Zum achten Mal würdigt Film+ mit der Hommage das Lebenswerk eines für die deutsche Kinematographie bedeutenden Editoren. Die Hommage-Reihe ist seit ihrer Einführung verbunden mit einer Ehrung durch den Bundesverband Filmschnitt – Editor e.V. und wird realisiert dank des besonderen Engagements des Ministerpräsidenten des Landes Nordrhein-Westfalen. Seit dem letzten Jahr wird diese Würdigung ergänzt durch den von der Geißendörfer Film- und Fernsehproduktion KG vergebenen und mit 3.000 Euro dotierten Geißendörfer Ehrenpreis Schnitt.

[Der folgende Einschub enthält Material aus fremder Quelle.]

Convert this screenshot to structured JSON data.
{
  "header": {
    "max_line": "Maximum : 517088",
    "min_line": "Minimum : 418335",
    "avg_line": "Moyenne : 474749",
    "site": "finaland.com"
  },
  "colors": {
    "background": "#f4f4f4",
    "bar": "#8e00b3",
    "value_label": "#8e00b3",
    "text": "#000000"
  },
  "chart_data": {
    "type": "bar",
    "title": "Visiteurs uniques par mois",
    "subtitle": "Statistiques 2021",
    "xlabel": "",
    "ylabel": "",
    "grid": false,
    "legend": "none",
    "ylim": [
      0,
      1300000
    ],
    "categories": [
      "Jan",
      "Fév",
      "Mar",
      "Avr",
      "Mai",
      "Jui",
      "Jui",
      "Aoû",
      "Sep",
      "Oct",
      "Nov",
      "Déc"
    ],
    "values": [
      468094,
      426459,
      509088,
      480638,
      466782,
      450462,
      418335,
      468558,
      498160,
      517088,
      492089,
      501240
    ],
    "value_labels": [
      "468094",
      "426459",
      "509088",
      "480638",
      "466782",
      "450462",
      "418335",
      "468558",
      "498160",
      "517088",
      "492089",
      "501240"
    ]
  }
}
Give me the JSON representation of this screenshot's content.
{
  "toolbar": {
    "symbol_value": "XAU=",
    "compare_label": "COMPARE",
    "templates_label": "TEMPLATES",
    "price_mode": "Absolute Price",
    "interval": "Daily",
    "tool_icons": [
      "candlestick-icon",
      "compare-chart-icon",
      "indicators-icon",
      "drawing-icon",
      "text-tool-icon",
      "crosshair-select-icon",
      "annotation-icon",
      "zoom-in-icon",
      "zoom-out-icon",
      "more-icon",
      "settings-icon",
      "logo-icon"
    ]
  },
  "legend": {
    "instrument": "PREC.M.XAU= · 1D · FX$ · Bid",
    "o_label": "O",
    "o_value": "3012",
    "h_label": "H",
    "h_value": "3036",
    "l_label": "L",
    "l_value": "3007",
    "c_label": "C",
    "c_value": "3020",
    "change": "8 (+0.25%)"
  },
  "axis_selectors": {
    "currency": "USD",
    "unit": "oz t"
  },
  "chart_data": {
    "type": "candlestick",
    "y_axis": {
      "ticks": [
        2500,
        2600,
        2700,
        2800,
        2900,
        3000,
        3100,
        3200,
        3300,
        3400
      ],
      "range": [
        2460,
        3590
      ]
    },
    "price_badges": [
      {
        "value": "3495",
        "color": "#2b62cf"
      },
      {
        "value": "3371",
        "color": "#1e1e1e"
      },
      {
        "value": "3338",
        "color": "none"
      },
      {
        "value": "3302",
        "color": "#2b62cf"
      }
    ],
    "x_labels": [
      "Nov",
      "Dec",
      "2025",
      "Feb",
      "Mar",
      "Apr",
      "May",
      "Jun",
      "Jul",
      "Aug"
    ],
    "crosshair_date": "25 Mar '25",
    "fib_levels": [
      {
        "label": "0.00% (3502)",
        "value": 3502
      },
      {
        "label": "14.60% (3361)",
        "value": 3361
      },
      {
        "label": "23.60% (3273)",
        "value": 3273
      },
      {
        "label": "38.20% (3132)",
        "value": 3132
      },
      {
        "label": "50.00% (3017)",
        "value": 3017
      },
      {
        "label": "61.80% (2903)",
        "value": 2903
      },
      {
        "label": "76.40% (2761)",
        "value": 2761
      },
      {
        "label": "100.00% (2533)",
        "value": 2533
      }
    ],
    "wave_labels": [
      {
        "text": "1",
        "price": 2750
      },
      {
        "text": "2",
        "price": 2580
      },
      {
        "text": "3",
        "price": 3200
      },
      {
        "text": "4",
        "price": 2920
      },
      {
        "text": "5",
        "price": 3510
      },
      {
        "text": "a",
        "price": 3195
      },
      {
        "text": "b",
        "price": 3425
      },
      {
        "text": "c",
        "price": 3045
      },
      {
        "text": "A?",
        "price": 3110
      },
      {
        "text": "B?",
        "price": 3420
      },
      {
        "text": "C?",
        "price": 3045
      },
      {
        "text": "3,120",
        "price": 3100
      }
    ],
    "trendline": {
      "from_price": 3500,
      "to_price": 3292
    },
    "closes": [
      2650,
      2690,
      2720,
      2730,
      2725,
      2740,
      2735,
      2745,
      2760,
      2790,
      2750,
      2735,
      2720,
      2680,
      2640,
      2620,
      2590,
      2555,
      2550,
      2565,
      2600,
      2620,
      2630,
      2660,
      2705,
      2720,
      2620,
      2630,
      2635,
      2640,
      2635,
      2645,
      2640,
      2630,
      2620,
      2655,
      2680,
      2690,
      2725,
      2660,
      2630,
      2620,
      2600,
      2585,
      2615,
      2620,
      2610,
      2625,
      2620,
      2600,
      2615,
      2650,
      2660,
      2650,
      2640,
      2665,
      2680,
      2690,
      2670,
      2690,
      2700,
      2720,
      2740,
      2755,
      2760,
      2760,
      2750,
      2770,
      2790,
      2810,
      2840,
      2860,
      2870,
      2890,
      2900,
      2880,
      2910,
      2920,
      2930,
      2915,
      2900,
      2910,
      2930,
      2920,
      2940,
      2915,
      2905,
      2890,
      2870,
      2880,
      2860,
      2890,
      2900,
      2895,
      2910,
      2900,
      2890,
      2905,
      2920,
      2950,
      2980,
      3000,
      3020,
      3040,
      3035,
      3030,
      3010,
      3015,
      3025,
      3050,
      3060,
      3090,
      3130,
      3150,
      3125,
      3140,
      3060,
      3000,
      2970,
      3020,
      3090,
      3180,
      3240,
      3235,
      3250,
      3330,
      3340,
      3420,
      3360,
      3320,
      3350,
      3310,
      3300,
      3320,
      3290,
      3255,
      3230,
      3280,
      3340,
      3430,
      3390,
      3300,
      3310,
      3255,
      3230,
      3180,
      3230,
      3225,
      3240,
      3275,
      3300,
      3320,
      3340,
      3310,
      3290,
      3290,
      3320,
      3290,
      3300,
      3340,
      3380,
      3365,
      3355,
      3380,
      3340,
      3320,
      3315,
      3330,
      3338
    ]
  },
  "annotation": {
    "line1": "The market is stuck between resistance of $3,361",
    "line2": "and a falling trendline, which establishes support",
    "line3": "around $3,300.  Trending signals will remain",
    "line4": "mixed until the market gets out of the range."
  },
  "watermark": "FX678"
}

2009 geht die Auszeichnung an Barbara Hennings, mit der eine Schnittmeisterin geehrt wird, deren Engagement für Filmkunst und Berufsstand gleichermaßen innerhalb wie außerhalb des Schneideraums beispielhaft ist. Die Laudatio von Seiten der gff wird Peter Timm halten.
Im Zuge einer von Gyula Trebitsch initiierten Nachwuchsförderung lernte Barbara Hennings ab 1962 den Beruf der Editorin. Ende der 1970-er Jahre lernte sie den Regisseur Michael Verhoeven kennen, für den sie in den nächsten Jahren einige Filme, darunter 1982 „Die weiße Rose“ sowie 1989 „Das schreckliche Mädchen“ montierte. Langjährige Zusammenarbeiten verbinden sie u.a. auch mit Max Färberböck, bei dessen „Aimée und Jaguar“ (1997) sie sich für Montage verantwortlich zeigte, und mit Peter Timm, deren neueste gemeinsame Arbeit „Liebe Mauer“ im Herbst in den deutschen Kinos startet.
Neben ihrer Arbeit an politisch engagierten Dokumentarfilmen wie „Schade, daß Beton nicht brennt“ oder „Ich glaube an die Kraft der Arbeiterklasse“ verantwortete sie Fernseh- und Kinofilme von Regisseuren wie Georg Tressler, Joseph Vilsmaier, Urs Egger und Hermine Huntgeburth. Für Johannes Fabricks Fernsehfilm „Und morgen geht die Sonne auf“ gewann sie im Jahre 2000 den Deutschen Kamerapreis in der Kategorie Bester szenischer Schnitt.
Neben ihrer Montageleistung zeichnet Barbara Hennings ihr Engagement für den Berufsstand der Editoren aus. Als Gründungsmitglied des Bundesverbandes Filmschnitt – Editor e.V. war Barbara Hennings bis 2004 dort insgesamt zwölf Jahre lang geschäftsführender Vorstand und ist seit 2005 Ehrenvorstand. In zahlreichen Lehraufträgen hat sie den Dialog mit dem Editoren-Nachwuchs gesucht und Einblicke in die Technik und einen Sinn für Dramaturgie vermittelt. An der ifs internationale filmschule köln hat sie den Studiengang „Editing Bild und Ton“ konzipierend mitgestaltet und ist als Patin für die Studierenden tätig.
Am Freitag, 27. November 2009, wird um 20 Uhr in Anwesenheit der Ehreneditorin Barbara
Hennings das Montageforum mit dem Spielfilm „Das schreckliche Mädchen“ (Michael Verhoeven, 1989) im Filmforum im Museum Ludwig feierlich eröffnet.
Am Samstag, den 28. November, führt Oliver Baumgarten um 21:30 Uhr im Filmforum im Museum Ludwig ein ausführliches Werkstattgespräch mit Barbara Hennings, welches anhand von Filmausschnitten einen direkten Einblick in ihr umfangreiches Schaffen bietet.
Den Abschluss der Hommage-Reihe bildet der Dokumentarfilm „Schade, daß Beton nicht brennt“ (Novemberfilm Kollektiv, 1981), der am Montag, den 30. November um 10 Uhr im Filmforum im Museum Ludwig gezeigt wird.